O capítulo 11, Trouver les voies et les voix du dialogue avec les Turcs (p. 405-446), propõe uma reflexão sobre a necessidade de se restabelecer as relações diplomáticas entre a Armênia e a Turquia, bem como os recursos disponíveis para isso. Seu principal argumento é que, ainda que o governo turco possa ser refratário a essa aproximação e à discussão da questão do genocídio, é não apenas possível, mas também necessário estabelecer um diálogo direto com a sociedade daquele país, que frequentemente não teria acesso a uma informação completa e/ou precisa. Estabelecida como temática a normalização das relações diplomáticas, torna-se imprescindível observar os protocolos armeno-turcos, assinados em 2009 precisamente com essa finalidade: identificar os agentes envolvidos, as motivações de cada um e as razões para o fracasso das negociações tornam-se objetivos centrais para a reflexão desenvolvida ao longo do capítulo.

Já abordada no primeiro capítulo do livro, a atuação das potências internacionais em relação aos armênios é trazida novamente à discussão no capítulo 12 (p. 447-494), L’engagement de la communauté internationalle et scientifique, em que se demonstra como as grandes forças da cena mundial têm utilizado a “questão armênia” para atingir seus próprios objetivos. A primeira seção do capítulo trata desses diferentes usos da questão armênia e de como ela vem sendo empregada para legitimar determinadas políticas – os exemplos são abundantes. O Genocídio, por exemplo, não é reconhecido por Estados que prontamente se apresentam como defensores da paz e dos direitos humanos, como Estados Unidos e Inglaterra (p. 449). A Rússia, supostamente comprometida com a paz na região do Nagorno Karabakh, não se furta a fornecer armas para os dois países beligerantes e mantê-los, assim, sob a sua tutela (p. 454). A União Europeia busca atrair a República Armênia para a sua zona de influência desde que isso signifique o enfraquecimento russo (p. 462), e não movida por uma preocupação com o desenvolvimento econômico e social na região.

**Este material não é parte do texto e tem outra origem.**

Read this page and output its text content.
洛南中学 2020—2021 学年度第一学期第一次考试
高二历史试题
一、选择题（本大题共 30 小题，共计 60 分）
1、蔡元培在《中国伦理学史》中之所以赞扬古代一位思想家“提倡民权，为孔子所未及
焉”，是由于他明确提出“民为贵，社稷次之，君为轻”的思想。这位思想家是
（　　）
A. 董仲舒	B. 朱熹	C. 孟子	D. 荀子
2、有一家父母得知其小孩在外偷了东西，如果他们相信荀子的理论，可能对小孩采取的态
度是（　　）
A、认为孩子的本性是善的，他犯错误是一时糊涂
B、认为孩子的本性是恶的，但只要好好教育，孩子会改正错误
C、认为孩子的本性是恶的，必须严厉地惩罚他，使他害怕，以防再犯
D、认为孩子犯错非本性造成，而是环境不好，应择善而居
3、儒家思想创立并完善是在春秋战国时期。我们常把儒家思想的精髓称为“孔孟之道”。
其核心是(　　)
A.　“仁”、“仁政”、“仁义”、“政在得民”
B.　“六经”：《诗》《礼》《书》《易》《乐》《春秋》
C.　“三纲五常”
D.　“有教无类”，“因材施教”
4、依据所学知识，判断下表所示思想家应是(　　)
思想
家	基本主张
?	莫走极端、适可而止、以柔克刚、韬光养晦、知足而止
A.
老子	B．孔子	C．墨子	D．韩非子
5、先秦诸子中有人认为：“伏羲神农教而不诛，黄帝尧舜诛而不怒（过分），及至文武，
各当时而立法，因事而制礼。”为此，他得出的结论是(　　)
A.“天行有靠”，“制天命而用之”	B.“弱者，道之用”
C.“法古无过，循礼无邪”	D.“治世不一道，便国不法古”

A segunda seção do capítulo se volta à aplicabilidade do conceito de genocídio ao caso armênio e ao debate em torno das leis sobre o negacionismo na França: a discussão é intensa e envolve políticos, intelectuais e formadores de opinião, que oscilam entre legitimar uma “restrição à liberdade de expressão” e tolerar a “negação de eventos históricos”. Esse debate traz à luz uma reflexão sobre o papel do historiador como detentor da “verdade” e sobre a legitimidade de o Estado definir os discursos históricos legalmente aceitos: negar o genocídio dos armênios não seria, assim, diferente de negar o holocausto ou a escravidão (p. 472).

O principal mérito de Arméniens: le temps de la délivrance é introduzir, no campo de estudos sobre a Armênia e sobre os armênios, questões que fogem à temática do genocídio sem, contudo, negligenciar esse tema. Trata-se de um movimento de suma importância, uma vez que grande parte das pesquisas relacionadas aos armênios adota como enfoque exclusivo os acontecimentos ocorridos durante a Primeira Guerra Mundial – proporção ainda mais representativa no caso dos estudos realizados por pesquisadores originários das comunidades armênias da diáspora.

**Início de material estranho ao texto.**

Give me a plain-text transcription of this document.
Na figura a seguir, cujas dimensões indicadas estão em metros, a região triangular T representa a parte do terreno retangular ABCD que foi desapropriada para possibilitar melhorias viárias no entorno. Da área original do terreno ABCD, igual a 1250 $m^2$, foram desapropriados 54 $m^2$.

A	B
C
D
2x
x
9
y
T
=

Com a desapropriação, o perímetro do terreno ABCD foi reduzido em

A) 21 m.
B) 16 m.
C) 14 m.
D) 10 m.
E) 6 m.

O interesse que essas comunidades têm no tema é facilmente explicado se considerarmos que são elas que abrigam a maior parte dos descendentes das vítimas das perseguições, que formaram, em seu exílio, o embrião das comunidades que existem atualmente. Contudo, observar a história dos armênios unicamente sob a ótica dos sobreviventes do genocídio traz o risco de empobrecer a reflexão sobre o assunto, visto que os estudos passam a girar quase que exclusivamente em torno de um mesmo ponto. Nesse sentido, a ampliação do foco das pesquisas proposta por Gaïdz Minassian é muito bem-vinda, pois possibilita romper com um discurso monotônico e diversificar os tópicos relacionados à “questão armênia”, conferindo-lhe, assim, maior complexidade.

Todavia, para um estudo dessa magnitude e que se propõe a tão importante deslocamento do eixo das análises, o livro, ainda que relacione uma vasta bibliografia, apresenta muito poucas referências a fontes primárias que possam dar sustentação aos seus argumentos. Afirmações relativas a assuntos sobre os quais não há consenso poderiam ser mais desenvolvidas e melhor fundamentadas. Esse é o caso, por exemplo, da menção à quantidade de armênios executados durante o Genocídio, apresentado pelo autor como sendo 1,5 milhão (p. 44): mesmo entre os pesquisadores que concordam com o conceito de genocídio para definir o caso armênio, há grande discordância sobre os números, que variam entre 800 a 1,5 milhão, em função do estudo e da metodologia aplicada. Não informar o leitor a respeito de tal divergência numérica em relação a uma questão elementar para o estudo dessa temática traz o risco de fragilizar a argumentação e de colocar em xeque toda a obra, que poderia então ser classificada mais como uma obra de divulgação do que um texto com rigor científico.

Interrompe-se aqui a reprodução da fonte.